Blackkthorn blossom photo taken by me Lisa in my garden

Another thing is that I can feel changes in heat. Many times I have to check that I turned the cooker off because I am picking up heat from it only to find out that it's stone cold. When I am walking I feel sudden changes of heat like I have walked from a refrigerator into a heated room.
 Sounds are another 'gift' I have. I have very sensitive hearing, dog whistles are deafening to me, and I can pick up the slightest sound which can drive me crazy and can give me bad headaches. My family still think Im more than a little crazy but they know what I'm like and they have to deal with it, even when I snap at them and tell them to put the tissue down as the sound is grating on my every nerve. Also clothes can sometimes sound noisy too...I know it sounds nuts but it's real and it can be hard to deal with.
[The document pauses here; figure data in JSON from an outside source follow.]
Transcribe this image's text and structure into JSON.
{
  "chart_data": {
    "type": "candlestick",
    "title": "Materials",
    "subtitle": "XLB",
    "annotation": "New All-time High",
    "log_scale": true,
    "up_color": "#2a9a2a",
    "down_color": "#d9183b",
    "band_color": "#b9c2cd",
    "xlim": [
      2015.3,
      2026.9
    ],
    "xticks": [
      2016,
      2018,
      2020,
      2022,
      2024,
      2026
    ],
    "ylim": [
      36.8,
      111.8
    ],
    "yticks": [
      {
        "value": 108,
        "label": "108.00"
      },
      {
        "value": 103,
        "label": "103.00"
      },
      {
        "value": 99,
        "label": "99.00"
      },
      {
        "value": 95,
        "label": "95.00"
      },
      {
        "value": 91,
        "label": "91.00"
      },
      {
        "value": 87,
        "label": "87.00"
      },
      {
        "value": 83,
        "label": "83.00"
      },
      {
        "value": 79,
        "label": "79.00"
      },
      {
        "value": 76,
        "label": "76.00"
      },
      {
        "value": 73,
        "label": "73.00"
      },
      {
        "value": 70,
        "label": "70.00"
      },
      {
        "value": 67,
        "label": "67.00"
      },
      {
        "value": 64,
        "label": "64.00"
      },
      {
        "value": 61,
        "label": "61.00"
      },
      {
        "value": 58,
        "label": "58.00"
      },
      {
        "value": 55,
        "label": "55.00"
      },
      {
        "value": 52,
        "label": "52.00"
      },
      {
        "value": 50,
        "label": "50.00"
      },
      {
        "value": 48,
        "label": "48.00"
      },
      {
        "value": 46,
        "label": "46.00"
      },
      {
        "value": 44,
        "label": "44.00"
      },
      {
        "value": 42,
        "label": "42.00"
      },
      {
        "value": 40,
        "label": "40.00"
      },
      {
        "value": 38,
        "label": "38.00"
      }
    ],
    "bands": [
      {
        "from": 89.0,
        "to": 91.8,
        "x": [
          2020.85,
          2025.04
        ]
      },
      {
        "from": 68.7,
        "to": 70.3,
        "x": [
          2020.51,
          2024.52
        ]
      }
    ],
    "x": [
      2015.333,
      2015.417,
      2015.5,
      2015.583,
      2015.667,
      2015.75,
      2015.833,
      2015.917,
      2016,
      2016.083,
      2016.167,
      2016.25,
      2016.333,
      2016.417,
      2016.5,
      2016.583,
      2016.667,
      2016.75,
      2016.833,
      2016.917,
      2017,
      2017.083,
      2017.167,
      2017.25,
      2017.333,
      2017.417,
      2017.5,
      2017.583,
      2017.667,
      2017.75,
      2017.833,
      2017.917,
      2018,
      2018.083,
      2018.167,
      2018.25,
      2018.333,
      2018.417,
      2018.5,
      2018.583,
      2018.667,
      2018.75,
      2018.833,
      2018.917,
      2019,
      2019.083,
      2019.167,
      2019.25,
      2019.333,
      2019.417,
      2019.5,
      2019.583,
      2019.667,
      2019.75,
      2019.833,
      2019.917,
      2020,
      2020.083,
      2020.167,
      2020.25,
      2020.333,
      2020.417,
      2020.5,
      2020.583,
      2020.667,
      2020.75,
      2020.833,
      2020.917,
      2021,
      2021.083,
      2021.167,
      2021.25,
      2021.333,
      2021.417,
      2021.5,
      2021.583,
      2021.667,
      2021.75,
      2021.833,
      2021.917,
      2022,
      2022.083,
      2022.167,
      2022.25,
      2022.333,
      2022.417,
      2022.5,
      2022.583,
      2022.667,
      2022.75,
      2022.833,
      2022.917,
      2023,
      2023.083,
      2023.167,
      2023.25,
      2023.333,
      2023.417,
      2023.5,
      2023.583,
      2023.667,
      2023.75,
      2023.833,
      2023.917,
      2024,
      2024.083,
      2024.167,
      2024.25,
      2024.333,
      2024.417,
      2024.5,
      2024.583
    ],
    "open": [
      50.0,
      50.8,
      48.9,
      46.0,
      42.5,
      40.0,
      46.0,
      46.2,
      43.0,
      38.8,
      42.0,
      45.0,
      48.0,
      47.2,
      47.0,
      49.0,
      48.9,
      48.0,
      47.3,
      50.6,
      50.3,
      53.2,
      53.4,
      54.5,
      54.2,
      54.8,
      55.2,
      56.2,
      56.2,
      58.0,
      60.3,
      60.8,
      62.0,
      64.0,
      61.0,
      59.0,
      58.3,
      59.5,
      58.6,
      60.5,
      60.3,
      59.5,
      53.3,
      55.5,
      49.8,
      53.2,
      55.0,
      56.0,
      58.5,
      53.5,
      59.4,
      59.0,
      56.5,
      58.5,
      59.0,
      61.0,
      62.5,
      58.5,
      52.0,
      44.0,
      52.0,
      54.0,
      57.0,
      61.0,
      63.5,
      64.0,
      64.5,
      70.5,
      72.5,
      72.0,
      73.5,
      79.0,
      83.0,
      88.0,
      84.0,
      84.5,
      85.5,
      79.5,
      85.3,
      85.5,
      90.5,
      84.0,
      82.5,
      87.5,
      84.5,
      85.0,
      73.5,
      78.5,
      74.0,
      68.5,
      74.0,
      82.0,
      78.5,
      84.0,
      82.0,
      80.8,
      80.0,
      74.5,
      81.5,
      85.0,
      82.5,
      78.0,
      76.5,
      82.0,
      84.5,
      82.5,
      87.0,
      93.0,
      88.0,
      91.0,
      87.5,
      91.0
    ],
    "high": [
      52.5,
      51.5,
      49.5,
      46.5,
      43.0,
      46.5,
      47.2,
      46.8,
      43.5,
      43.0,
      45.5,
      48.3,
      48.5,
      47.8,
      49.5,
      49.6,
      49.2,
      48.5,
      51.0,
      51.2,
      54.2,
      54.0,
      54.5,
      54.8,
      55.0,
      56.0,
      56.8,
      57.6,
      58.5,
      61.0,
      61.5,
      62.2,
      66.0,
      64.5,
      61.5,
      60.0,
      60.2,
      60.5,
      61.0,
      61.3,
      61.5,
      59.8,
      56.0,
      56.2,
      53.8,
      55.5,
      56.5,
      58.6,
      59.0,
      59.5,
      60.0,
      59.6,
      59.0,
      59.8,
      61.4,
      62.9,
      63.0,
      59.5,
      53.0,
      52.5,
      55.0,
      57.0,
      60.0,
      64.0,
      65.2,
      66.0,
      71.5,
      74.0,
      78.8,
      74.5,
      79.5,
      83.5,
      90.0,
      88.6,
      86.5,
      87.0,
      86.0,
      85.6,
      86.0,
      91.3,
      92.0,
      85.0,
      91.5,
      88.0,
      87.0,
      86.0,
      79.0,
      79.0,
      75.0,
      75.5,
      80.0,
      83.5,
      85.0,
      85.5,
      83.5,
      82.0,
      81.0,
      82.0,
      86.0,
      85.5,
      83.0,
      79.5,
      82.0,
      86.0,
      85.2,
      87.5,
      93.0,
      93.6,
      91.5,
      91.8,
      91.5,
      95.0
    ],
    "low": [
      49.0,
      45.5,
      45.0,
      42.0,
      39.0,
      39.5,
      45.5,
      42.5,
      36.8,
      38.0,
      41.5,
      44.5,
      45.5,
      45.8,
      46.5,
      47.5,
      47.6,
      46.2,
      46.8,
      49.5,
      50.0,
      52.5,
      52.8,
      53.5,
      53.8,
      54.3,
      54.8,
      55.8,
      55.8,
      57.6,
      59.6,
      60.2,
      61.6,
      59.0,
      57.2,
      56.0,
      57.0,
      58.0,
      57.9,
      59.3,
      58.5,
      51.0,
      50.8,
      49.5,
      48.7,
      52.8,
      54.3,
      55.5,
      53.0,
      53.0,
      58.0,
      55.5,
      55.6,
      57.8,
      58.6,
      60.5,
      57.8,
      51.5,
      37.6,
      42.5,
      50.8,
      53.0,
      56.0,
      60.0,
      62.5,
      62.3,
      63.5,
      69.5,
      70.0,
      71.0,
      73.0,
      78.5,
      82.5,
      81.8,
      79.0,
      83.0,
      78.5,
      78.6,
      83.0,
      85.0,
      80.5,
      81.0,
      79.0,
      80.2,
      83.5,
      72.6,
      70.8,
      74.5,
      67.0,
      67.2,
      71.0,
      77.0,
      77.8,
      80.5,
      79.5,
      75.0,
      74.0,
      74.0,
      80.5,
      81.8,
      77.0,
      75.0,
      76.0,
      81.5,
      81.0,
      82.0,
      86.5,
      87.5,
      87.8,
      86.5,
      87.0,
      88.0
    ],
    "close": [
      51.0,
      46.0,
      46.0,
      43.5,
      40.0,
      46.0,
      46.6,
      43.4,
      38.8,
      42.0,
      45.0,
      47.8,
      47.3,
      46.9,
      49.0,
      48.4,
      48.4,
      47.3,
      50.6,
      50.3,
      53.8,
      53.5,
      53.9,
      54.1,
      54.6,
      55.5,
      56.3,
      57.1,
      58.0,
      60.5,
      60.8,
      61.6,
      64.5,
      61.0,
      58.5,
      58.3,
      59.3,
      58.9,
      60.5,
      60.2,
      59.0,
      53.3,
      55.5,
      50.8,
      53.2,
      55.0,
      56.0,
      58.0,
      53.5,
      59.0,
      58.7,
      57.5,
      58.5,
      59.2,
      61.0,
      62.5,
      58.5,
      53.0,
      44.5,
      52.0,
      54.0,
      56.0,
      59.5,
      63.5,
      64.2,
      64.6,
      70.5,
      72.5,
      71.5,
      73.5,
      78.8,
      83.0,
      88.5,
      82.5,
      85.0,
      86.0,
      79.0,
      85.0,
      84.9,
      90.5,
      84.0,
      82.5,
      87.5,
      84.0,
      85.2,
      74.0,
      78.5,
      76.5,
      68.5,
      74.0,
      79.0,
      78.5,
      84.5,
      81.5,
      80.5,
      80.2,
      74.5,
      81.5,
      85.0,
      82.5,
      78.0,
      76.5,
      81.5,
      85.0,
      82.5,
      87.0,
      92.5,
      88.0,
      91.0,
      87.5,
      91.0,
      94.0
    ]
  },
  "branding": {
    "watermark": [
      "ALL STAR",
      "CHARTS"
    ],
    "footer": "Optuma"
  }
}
 Add to that the ability to pick up on energy and emotions and it makes my life very interesting! LOL
Photographer unknown-If you know please let me know soI can give them the credit they deserve

So anyway back to May Day/Beltane. The May Blossom is beginning to flower whilst the blackthorn blossom is beginning to go over now. The bluebells are out in force and the countryside is sprouting in colours. My elder trees are already nearly ready to flower and my apple trees are blossoming like crazy. So beautiful!
 This time of year brings back memories of my Primary school when I was a kid. We used to celebrate May Day and we had a proper May pole. I remember dressing up and having flowers in my hair and I remember dancing around the pole. I can also remember that the playground was heaving with cherry blossom, lovely pink flowers that would fall and would look like butterflies. Along with that I can remember singing traditional English songs. We seem to be losing many of our indigenous customs and beliefs, we need to bring them back.